Quantification of Follicle Stimulating Hormone (follitropin alfa): Is In Vivo Bioassay Still Relevant in the Recombinant Age?

R. Driebergen, G. Baer

Disclosures

Curr Med Res Opin. 2003;19(1) 

In This Article

Limitations of the Steelman-Pohley FSH Bioassay

Although the Steelman-Pohley bioassay has proved to be a robust, specific in vivo assay for FSH, and remains the mainstay of pharmacopoeial monographs for the statutory determination of the FSH potency of therapeutic preparations, it has a number of important limitations. The most important of these are: the assay's limited precision, its requirement for the sacrifice of large numbers of animals and its cumbersome data generation and interpretation procedures, which require highly controlled conditions and standardised procedures.

The bioassay is widely acknowledged to have only limited precision - its coefficient of variation (CV) in a single determination is 10-20%, implying that the acceptable range of FSH activity in proprietary preparations is highly variable. A vial that nominally contains 75 IU of FSH on the basis of an initial assay meets the 80-125% (i.e. 60-94 IU) acceptance range and the 64-156% (i.e. 48-117 IU) fiducial limits. However, in reality the vial may contain anything from 48 IU to 117 IU FSH.[5] Furthermore, because biological systems are not entirely predictable, their use in the context of bioassays leads to variable responses between tests and between test laboratories. Bioassays therefore require highly standardised conditions. In order to reduce variability to approximately 10%, and to obtain a sufficient number of valid tests to calculate the final test result, multiple replicates, multiple standard points and multiple independent tests are required. Consequently, it is very common for 150-200 immature rats to be sacrificed to obtain a single final test result per sample.
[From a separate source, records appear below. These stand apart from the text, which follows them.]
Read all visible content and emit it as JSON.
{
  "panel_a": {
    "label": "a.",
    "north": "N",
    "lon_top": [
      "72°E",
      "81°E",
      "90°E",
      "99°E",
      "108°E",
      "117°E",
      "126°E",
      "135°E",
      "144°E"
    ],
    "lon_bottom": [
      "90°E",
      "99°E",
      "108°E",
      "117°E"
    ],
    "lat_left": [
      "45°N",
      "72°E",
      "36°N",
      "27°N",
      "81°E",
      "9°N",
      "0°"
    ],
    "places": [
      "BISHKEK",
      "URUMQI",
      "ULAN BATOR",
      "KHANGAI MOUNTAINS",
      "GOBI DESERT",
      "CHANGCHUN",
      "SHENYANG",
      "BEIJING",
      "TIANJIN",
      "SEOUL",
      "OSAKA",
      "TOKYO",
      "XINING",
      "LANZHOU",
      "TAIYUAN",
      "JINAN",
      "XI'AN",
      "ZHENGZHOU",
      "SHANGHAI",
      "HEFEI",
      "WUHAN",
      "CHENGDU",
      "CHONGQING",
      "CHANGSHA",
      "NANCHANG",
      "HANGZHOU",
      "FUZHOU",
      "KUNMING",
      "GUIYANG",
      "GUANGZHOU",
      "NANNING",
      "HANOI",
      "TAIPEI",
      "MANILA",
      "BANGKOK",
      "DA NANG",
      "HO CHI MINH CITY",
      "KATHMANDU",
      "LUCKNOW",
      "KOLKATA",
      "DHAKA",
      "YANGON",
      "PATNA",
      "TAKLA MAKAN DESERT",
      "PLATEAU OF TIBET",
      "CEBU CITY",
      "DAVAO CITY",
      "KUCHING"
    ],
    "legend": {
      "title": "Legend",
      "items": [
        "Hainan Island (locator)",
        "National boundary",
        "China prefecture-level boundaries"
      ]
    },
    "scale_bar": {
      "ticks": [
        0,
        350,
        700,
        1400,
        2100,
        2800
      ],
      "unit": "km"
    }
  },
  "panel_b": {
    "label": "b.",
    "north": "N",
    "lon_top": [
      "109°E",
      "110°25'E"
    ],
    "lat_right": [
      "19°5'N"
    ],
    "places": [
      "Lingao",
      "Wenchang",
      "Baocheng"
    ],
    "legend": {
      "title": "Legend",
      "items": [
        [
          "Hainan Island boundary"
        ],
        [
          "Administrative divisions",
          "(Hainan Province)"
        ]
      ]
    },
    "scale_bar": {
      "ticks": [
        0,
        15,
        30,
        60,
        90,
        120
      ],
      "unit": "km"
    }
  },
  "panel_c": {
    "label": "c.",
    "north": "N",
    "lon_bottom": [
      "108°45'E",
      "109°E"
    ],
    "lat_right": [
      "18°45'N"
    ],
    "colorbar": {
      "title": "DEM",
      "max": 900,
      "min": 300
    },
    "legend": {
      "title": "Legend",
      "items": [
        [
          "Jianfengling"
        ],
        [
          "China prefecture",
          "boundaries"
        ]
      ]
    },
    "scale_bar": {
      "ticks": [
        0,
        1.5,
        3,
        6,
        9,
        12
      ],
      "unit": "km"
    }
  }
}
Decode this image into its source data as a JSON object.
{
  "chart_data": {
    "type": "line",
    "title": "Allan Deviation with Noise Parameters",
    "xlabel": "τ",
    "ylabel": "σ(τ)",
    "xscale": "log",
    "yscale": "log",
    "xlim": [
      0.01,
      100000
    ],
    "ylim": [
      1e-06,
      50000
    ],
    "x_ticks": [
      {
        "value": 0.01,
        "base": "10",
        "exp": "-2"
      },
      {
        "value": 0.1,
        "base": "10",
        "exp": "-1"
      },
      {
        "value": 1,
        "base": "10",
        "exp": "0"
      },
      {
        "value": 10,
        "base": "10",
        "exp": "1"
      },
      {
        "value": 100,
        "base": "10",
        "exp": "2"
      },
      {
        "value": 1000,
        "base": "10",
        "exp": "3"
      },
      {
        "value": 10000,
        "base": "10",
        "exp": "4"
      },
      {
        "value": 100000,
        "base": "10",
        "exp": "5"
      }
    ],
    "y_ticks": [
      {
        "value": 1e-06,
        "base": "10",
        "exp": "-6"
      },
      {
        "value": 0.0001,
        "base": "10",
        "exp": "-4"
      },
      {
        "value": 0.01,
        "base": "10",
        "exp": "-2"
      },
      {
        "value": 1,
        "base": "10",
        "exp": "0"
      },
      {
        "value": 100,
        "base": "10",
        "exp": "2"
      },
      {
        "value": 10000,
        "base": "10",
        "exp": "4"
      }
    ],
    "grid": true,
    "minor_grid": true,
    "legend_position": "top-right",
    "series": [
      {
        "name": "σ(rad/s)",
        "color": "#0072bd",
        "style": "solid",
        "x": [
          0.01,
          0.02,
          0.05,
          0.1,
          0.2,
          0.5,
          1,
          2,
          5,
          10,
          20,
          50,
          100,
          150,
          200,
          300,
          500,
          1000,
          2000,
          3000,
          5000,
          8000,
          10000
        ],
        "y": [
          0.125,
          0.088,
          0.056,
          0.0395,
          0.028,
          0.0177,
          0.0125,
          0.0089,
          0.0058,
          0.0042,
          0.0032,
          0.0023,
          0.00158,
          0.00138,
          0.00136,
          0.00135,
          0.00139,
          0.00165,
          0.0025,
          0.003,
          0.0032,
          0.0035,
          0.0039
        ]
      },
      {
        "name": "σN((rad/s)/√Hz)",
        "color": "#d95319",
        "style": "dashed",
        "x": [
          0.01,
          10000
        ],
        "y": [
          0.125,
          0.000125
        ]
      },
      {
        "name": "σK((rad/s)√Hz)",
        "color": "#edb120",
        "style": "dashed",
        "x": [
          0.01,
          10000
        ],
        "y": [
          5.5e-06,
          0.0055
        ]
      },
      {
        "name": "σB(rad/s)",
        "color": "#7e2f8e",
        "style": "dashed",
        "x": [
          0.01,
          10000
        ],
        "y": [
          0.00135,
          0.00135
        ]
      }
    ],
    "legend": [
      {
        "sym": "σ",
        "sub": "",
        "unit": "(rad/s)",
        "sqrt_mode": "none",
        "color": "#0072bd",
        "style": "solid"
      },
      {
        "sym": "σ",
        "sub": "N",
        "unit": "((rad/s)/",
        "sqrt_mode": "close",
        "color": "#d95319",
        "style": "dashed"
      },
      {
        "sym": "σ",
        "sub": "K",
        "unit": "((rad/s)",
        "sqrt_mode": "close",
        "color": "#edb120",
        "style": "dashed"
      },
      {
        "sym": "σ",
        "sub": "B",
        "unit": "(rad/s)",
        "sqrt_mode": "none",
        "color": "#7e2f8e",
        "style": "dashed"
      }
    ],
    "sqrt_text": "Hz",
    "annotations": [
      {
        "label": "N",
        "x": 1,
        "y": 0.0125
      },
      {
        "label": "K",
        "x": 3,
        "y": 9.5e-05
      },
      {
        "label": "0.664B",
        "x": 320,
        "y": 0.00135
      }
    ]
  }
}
Given that, on an industrial scale, several hundreds of samples are submitted for testing each year, it is not unusual to find that tens of thousands of animals are being killed annually. These days, there is increasing ethical and political pressure to reduce the use of laboratory animals.

Overall, therefore, the Steelman-Pohley bioassay is cumbersome, time-consuming, and lacks precision. There is a clear need for a more precise, and more ethically acceptable, physico-chemical alternative to measure the potency of r-hFSH preparations.